071/2012 - Surement pareil avec sa femme... ou Caro...

Publié le par JaneDo

Dimanche, 11 mars 2012  -  (071/2012)

Après son match, Pascal a appelé pour savoir ce que je faisais. Héhéhé, j’étais étalé sur mon canapé à me gaver de télé, je lisais en même temps un manga et j’avais une peinture qui séchait aussi.
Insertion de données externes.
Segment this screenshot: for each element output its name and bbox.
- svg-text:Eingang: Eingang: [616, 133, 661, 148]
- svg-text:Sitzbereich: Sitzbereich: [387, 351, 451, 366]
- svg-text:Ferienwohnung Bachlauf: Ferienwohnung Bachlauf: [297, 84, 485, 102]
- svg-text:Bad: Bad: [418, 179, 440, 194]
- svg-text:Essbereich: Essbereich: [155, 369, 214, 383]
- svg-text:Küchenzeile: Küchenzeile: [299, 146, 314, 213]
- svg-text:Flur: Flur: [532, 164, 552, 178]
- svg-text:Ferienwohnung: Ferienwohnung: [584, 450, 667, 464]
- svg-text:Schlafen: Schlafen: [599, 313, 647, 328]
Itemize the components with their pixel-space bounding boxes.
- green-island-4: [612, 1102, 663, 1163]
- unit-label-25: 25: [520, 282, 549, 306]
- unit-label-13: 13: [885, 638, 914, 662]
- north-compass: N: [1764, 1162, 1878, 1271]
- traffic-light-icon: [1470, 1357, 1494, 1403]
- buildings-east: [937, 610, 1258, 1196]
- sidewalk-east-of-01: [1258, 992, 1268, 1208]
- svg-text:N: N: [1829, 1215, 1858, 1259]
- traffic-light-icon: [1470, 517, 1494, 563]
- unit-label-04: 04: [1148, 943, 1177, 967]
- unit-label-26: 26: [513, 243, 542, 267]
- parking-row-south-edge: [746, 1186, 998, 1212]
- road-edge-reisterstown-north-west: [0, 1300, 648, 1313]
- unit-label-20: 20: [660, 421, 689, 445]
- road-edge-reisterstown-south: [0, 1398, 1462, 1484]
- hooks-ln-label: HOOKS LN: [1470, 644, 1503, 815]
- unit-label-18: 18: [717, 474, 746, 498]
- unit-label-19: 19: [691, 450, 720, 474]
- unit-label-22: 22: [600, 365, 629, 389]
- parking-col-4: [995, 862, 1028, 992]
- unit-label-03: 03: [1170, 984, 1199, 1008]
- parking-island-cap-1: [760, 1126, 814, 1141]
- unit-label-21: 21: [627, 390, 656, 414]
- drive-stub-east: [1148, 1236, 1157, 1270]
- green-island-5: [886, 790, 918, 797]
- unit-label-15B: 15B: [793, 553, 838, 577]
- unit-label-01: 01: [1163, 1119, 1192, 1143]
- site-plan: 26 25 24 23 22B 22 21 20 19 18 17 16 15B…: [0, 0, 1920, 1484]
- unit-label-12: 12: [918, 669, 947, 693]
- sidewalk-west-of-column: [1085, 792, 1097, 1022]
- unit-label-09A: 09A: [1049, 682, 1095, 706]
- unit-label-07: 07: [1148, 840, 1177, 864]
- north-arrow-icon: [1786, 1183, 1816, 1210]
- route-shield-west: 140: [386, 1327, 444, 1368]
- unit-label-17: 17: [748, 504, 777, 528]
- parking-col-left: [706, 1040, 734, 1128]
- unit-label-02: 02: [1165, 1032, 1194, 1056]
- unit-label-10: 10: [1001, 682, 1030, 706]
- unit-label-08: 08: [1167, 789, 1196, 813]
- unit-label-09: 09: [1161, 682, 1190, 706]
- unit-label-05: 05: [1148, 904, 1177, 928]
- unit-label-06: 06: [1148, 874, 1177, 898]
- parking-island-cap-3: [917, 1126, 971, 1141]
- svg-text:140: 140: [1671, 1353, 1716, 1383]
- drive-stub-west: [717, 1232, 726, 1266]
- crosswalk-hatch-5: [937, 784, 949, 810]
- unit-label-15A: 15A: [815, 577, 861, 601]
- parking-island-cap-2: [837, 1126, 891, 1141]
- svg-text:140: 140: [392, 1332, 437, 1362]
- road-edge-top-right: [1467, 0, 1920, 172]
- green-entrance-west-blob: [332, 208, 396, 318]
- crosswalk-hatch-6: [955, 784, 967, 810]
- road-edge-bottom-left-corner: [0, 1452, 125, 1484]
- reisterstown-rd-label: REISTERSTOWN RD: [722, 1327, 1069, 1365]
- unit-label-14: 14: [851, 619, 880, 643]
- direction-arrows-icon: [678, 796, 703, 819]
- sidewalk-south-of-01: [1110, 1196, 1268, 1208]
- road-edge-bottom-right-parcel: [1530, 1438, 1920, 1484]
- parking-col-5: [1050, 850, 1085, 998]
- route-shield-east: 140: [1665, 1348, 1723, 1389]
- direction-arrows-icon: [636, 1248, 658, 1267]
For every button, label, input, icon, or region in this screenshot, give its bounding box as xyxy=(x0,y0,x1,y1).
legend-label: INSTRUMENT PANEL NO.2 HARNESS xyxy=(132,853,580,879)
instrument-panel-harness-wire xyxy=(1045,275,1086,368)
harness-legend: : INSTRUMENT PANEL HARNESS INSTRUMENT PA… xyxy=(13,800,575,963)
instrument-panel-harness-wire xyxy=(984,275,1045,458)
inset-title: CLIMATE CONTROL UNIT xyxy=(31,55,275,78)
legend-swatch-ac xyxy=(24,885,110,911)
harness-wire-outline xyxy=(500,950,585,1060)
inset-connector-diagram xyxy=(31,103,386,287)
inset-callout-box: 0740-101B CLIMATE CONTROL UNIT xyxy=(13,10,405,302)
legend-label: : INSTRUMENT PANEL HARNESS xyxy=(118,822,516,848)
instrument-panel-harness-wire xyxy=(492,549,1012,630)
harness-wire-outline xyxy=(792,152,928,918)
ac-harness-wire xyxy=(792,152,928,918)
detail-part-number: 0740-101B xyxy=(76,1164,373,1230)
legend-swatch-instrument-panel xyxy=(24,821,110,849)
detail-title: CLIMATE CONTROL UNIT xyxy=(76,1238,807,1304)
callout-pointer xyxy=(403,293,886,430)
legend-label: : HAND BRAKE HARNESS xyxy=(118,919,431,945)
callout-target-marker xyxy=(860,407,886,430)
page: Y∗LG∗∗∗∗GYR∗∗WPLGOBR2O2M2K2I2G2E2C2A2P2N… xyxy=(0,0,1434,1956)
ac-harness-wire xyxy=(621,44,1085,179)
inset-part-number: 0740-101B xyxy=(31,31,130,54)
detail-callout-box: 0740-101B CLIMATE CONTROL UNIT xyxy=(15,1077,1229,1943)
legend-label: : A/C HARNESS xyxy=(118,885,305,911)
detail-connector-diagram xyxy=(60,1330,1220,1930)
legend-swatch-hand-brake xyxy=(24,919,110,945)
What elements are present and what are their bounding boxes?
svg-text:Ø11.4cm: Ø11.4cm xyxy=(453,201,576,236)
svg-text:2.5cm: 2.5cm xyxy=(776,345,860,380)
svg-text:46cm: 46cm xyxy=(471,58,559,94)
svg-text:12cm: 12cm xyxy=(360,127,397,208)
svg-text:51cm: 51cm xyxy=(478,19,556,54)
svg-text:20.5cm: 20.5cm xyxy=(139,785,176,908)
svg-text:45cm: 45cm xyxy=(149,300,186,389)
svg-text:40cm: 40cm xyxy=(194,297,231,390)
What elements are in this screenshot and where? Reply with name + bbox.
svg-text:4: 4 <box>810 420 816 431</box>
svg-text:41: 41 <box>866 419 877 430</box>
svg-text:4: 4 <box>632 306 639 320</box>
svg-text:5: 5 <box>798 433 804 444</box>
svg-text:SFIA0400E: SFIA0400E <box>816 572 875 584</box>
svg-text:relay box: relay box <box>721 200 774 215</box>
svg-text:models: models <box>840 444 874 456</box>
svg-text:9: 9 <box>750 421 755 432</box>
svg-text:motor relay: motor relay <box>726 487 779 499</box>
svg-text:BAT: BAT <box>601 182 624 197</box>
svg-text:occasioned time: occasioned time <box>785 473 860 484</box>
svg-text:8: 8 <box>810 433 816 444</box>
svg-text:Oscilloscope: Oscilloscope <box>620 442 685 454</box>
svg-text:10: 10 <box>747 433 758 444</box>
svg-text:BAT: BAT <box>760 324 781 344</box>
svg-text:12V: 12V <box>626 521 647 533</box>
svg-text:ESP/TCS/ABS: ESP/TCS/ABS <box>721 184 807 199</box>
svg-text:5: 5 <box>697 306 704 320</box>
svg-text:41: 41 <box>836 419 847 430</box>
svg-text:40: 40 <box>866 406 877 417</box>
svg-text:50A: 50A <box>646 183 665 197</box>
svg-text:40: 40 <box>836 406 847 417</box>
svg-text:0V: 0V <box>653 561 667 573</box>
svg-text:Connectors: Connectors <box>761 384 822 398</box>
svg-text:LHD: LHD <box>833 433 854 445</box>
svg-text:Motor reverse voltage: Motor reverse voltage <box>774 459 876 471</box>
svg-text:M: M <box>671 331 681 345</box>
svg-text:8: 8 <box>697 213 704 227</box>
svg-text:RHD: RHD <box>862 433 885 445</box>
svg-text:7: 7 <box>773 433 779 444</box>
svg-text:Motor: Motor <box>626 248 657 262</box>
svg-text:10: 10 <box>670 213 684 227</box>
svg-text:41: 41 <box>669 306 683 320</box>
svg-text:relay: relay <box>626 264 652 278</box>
Fallait bien profiter du peu de temps pour tout faire...

En fait, Pascal a décidé de ne pas sortir traîner avec l’équipe, on ne se voyait pas souvent, et demain il devait aller chercher sa femme, il n’avait pas réfléchi quant il m’a dit qu’il sortait avec les autres. Il était tout penaud au téléphone, je me suis rendu compte qu’il s’attendait à ce que je sois fâchée. Hum, oui, je n’y avait pas réfléchi, c’est vrai, j’aurai dû être en colère!!!

Il a pensé que ce n’était pas cool de me planter pour sortir avec ses potes, étant donné le peu de temps qu’on pouvait passer ensemble. Mouais, c’était bête de perdre tout ce temps avec ses copains, je n’en étais pas consciente sur le moment. Mais je suis sûre qu’après le week-end, loin de lui, de ses bras, j’aurai réalisé qu’il avait préféré être avec ses copains plutôt qu’avec moi.

Pascal m’invitait à dîner dehors, alors après son coup de fils, c’était le « rush »; rapide douche, viré mes fringues de délurées, le remplacer par un simple pantalon en coton noir, un t-shirt que Pascal m’avait offert «I’m Your Man», ma longue jaquette légère bleu, une veste et j’étais prête.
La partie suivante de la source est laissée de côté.